Hutton v. Realty Executives, Inc. (12/22/00) sp-5351

     Notice:  This opinion is subject to correction before publication in
the Pacific Reporter.  Readers are requested to bring errors to the attention of
the Clerk of the Appellate Courts, 303 K Street, Anchorage, Alaska 99501, phone
(907) 264-0608, fax (907) 264-0878.



             THE SUPREME COURT OF THE STATE OF ALASKA
                                 


PETER HUTTON and NANCY HUTTON,)
                              )    Supreme Court No. S-9369
             Appellants,      )
                              )    Superior Court No.
     v.                       )    3AN-99-3896 CI
                              )
REALTY EXECUTIVES, INC.,      )    O P I N I O N
formerly HRT REAL ESTATE,     )
INC., and CURTIS L. NADING,   )
                              )
             Appellees.       )    [No. 5351 - December 22, 2000]
______________________________)



          Appeal from the Superior Court of the State of
Alaska, Third Judicial District, Anchorage,
                        John Reese, Judge.


          Appearances:  John A. Treptow, Jahna M.
          Lindemuth, Dorsey & Whitney, LLP, Anchorage,
for Appellants.  Robert C. Auth, Lane, Powell, Spears, Lubersky,
LLP, Anchorage, for Appellees.


          Before:   Matthews, Chief Justice, Eastaugh,
          Fabe, Bryner, and Carpeneti, Justices.  

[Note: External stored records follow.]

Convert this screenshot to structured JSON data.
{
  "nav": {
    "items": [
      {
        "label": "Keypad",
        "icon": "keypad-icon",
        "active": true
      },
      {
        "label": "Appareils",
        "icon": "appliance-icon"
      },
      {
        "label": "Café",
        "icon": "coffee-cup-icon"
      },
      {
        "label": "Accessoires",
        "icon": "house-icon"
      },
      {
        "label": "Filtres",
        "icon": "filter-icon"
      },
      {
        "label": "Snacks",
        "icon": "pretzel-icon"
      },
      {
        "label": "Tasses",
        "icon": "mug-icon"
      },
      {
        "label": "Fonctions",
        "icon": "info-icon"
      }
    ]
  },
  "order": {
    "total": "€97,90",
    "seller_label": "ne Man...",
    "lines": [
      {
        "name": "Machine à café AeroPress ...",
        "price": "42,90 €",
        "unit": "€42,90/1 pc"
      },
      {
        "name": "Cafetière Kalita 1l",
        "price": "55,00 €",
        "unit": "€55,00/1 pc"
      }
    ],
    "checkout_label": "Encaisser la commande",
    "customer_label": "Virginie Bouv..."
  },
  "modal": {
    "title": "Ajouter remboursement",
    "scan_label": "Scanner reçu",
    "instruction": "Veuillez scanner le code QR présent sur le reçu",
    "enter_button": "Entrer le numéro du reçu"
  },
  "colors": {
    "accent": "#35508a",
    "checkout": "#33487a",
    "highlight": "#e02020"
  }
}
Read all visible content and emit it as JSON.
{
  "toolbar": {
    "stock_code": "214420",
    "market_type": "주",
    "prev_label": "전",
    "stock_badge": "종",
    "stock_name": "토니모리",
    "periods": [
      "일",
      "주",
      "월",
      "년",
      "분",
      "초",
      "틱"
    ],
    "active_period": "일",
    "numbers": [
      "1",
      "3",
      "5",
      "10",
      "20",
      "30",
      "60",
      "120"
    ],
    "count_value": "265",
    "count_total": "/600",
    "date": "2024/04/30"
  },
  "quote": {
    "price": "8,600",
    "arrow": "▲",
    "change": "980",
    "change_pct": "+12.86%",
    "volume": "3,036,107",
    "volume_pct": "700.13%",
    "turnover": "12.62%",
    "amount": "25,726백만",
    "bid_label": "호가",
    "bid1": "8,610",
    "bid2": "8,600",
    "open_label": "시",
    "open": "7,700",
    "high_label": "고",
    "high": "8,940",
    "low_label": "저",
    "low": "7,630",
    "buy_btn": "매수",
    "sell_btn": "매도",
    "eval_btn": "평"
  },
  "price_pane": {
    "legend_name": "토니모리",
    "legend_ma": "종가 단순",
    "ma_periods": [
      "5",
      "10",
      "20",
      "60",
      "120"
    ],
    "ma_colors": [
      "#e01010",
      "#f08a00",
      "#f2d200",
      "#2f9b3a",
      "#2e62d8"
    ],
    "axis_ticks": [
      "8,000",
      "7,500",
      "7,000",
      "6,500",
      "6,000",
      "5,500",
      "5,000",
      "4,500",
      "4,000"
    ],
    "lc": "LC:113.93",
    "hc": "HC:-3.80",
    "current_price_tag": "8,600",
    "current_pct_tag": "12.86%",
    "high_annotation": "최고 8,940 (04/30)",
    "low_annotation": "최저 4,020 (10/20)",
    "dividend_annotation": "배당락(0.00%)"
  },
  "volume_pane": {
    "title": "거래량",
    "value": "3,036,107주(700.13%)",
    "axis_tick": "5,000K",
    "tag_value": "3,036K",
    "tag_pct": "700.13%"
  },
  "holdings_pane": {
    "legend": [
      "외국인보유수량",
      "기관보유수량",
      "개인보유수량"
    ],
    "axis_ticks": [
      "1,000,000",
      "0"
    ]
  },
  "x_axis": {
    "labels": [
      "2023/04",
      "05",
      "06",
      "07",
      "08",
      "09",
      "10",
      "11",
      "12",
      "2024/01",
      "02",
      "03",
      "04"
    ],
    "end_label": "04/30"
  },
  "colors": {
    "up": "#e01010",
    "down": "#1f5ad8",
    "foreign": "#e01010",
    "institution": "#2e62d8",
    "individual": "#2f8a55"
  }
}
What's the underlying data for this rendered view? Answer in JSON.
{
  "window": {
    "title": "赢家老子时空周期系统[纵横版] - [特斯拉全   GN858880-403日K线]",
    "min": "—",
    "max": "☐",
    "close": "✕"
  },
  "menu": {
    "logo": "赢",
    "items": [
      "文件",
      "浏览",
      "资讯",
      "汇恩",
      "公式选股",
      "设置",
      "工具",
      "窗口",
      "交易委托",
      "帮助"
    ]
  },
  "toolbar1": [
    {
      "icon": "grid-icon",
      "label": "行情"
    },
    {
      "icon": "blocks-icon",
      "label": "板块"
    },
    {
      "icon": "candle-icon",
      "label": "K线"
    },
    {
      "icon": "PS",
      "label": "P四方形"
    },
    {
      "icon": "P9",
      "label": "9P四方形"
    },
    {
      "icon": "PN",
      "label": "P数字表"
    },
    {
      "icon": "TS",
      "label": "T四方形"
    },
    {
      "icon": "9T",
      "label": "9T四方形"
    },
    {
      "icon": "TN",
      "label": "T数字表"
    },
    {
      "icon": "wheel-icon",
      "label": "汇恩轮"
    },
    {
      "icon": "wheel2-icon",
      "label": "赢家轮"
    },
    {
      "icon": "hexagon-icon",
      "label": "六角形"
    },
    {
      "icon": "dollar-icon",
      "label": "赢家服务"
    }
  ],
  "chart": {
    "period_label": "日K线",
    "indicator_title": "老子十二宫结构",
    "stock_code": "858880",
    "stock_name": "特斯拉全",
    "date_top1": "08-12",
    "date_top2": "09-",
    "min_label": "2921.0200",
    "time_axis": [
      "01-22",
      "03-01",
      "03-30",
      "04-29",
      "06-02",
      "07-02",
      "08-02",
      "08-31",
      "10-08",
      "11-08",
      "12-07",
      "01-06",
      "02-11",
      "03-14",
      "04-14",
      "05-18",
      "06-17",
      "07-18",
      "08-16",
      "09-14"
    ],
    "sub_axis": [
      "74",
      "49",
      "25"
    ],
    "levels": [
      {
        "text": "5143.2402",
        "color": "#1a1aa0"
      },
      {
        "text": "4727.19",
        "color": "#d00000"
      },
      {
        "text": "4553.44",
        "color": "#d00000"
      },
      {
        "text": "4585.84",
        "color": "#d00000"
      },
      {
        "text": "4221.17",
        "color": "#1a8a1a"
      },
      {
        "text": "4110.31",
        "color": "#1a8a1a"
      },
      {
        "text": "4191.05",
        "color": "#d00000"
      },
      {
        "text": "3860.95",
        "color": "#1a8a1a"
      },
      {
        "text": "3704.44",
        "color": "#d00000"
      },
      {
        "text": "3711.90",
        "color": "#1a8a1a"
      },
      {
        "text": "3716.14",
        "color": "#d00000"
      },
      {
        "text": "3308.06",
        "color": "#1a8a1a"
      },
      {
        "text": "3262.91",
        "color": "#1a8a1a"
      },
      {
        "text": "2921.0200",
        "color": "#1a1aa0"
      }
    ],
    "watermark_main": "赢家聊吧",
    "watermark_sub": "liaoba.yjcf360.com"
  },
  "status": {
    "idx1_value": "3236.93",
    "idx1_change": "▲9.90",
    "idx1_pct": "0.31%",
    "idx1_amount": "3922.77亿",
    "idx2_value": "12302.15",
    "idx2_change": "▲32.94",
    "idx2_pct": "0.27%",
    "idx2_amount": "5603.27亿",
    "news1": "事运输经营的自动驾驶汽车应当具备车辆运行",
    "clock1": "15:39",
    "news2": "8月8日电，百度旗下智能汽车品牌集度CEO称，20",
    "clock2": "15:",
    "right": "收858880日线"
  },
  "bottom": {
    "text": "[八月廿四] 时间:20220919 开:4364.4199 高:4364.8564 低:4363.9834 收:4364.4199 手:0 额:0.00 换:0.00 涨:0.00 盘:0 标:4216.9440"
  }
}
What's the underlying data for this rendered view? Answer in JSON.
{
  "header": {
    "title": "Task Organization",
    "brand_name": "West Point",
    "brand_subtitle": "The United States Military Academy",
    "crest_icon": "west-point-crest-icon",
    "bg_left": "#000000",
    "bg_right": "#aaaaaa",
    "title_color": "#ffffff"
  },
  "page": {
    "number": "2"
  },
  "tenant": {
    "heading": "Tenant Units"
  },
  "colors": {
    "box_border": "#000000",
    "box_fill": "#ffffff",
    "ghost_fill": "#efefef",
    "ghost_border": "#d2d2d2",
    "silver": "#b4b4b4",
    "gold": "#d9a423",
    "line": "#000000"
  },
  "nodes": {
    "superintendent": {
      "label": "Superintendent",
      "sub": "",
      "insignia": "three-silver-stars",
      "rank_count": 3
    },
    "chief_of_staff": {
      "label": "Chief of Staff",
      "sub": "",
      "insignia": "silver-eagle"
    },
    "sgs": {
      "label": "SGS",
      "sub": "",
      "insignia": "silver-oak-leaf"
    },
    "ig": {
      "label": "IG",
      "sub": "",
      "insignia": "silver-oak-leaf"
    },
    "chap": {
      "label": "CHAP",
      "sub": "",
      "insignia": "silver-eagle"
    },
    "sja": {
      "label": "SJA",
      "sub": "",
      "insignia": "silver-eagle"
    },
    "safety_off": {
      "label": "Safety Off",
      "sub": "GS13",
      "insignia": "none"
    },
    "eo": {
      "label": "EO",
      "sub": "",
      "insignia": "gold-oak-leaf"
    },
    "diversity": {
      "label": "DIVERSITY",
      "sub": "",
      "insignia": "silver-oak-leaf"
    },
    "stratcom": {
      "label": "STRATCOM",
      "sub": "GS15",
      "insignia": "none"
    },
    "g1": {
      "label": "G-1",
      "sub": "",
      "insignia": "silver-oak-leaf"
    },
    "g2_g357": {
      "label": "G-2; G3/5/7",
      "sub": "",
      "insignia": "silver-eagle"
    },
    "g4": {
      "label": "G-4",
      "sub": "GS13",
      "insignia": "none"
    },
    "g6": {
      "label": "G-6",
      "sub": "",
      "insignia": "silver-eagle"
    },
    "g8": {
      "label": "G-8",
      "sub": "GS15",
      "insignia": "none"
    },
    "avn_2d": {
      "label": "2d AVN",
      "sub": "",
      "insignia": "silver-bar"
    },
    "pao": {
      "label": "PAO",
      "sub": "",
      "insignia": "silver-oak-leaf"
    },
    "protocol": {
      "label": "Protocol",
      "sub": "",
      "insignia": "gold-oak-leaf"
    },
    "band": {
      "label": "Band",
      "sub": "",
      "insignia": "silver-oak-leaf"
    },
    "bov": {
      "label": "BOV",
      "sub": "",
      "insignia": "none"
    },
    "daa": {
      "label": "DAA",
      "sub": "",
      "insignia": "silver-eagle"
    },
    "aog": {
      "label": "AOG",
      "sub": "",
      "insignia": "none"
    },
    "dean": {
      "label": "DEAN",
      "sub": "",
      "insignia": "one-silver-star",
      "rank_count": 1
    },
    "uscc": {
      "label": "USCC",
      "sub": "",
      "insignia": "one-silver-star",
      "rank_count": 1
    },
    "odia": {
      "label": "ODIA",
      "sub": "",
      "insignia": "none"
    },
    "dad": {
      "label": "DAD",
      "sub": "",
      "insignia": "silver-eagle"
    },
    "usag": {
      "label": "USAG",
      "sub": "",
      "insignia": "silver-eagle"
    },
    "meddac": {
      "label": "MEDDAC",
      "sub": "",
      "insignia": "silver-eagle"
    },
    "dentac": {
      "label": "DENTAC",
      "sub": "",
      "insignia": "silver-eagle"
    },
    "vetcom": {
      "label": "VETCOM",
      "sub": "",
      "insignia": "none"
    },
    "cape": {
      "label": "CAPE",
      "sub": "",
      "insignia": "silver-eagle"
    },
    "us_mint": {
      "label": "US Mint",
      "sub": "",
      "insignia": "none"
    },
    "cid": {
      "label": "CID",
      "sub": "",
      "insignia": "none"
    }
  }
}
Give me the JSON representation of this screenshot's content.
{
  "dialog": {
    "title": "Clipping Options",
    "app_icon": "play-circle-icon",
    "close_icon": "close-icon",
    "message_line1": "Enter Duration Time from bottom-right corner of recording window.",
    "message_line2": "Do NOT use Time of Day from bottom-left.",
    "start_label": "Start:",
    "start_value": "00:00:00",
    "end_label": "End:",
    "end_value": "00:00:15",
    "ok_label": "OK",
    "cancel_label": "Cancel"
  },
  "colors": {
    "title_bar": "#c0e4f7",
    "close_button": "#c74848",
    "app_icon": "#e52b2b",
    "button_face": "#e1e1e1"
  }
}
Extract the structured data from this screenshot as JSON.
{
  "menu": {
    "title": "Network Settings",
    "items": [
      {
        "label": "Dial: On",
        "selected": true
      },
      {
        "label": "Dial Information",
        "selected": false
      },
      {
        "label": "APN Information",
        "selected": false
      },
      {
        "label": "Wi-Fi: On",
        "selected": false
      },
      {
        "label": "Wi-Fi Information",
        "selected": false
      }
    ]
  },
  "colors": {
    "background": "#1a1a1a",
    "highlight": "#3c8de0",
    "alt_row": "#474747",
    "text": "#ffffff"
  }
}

          MATTHEWS, Chief Justice.



I.   INTRODUCTION 
          Peter and Nancy Hutton purchased real estate in February
1992.  In February 1997 they discovered that the real estate
violated zoning laws.  They filed suit against the seller's listing
agents in January 1999.  The trial court dismissed the complaint on
statute of limitations grounds.  The Huttons appeal.  Because the
issue of when the Huttons should have known of the zoning problem
is a question of fact, we reverse and remand.
II.  FACTS AND PROCEEDINGS
          In February 1992 Peter and Nancy Hutton purchased a nine-
unit income property from the State of Alaska. [Fn. 1]  Realty
Executives, Inc., (formerly HRT Real Estate, Inc.) and Curtis L.
Nading (collectively Realty) were the state's listing agents
responsible for the sale.  Realty represented to the Huttons that
the property was a nine-unit apartment complex.  The Huttons do not
claim that Realty made any representations regarding how the
property was zoned.
          In February 1997 the Huttons attempted to refinance the
property through Northrim Bank.  Northrim Bank had an independent
appraisal performed.  The appraisal showed that the nine-unit
complex violated Anchorage zoning regulations, which permitted only
eight units on their lot. [Fn. 2]  Because the property violated
zoning laws, Northrim Bank denied the Huttons' application for
refinancing.  The Municipality of Anchorage denied the Huttons'
request for a variance and ordered the Huttons to convert the
property into an eight-unit complex to comply with zoning laws. 
The Huttons sold the property in 1998 at a loss.
          On January 20, 1999, the Huttons filed suit against
Realty, alleging negligent misrepresentation and a breach of its
professional duty to inform the Huttons of the property's zoning
problems. Realty moved to dismiss on statute of limitations
grounds, as seven years had passed since the sale of the property.
The trial court granted the motion to dismiss in July 1999.  The
Huttons appeal.
III. STANDARD OF REVIEW
          We review an order dismissing a complaint for failure to
state a claim de novo. [Fn. 3]  "If, within the framework of the
complaint, evidence may be introduced which will sustain a grant of
relief to the plaintiff, the complaint is sufficient." [Fn. 4]  The
failure to file a complaint within the statute of limitations is
grounds for a Civil Rule 12(b)(6) motion to dismiss. [Fn. 5]
IV.  DISCUSSION
          The Huttons argue that the trial court incorrectly
applied the statutes of limitations, in violation of the discovery
rule. [Fn. 6]  Realty argues that the Huttons are charged with
constructive knowledge of the zoning laws as of the date of
purchase of the property, thus the statutes of limitations bar this
suit. 
          The Huttons' claim of negligent misrepresentation is a
tort claim, subject to a two-year statute of limitations. [Fn. 7] 
The claim of breach of professional duty arises in part from
contract and, because the Huttons' cause of action accrued before
April 7, 1997, is governed by a six-year statute of limitations.
[Fn. 8]  As the property was sold in February 1992, and the claim
was brought in January 1999, the statutes of limitations bar the
Huttons' claims unless the discovery rule applies.
          Under the traditional rule, a cause of action accrues at
the time of the injury. [Fn. 9]  In Greater Area Inc. v. Bookman,
we adopted the discovery rule: the statute of limitations does not
begin to run until the plaintiff discovers, or reasonably should
discover, the existence of all the elements of his or her cause of
action. [Fn. 10]  For both causes of action, the critical question
is when should the Huttons have been aware of the zoning violation? 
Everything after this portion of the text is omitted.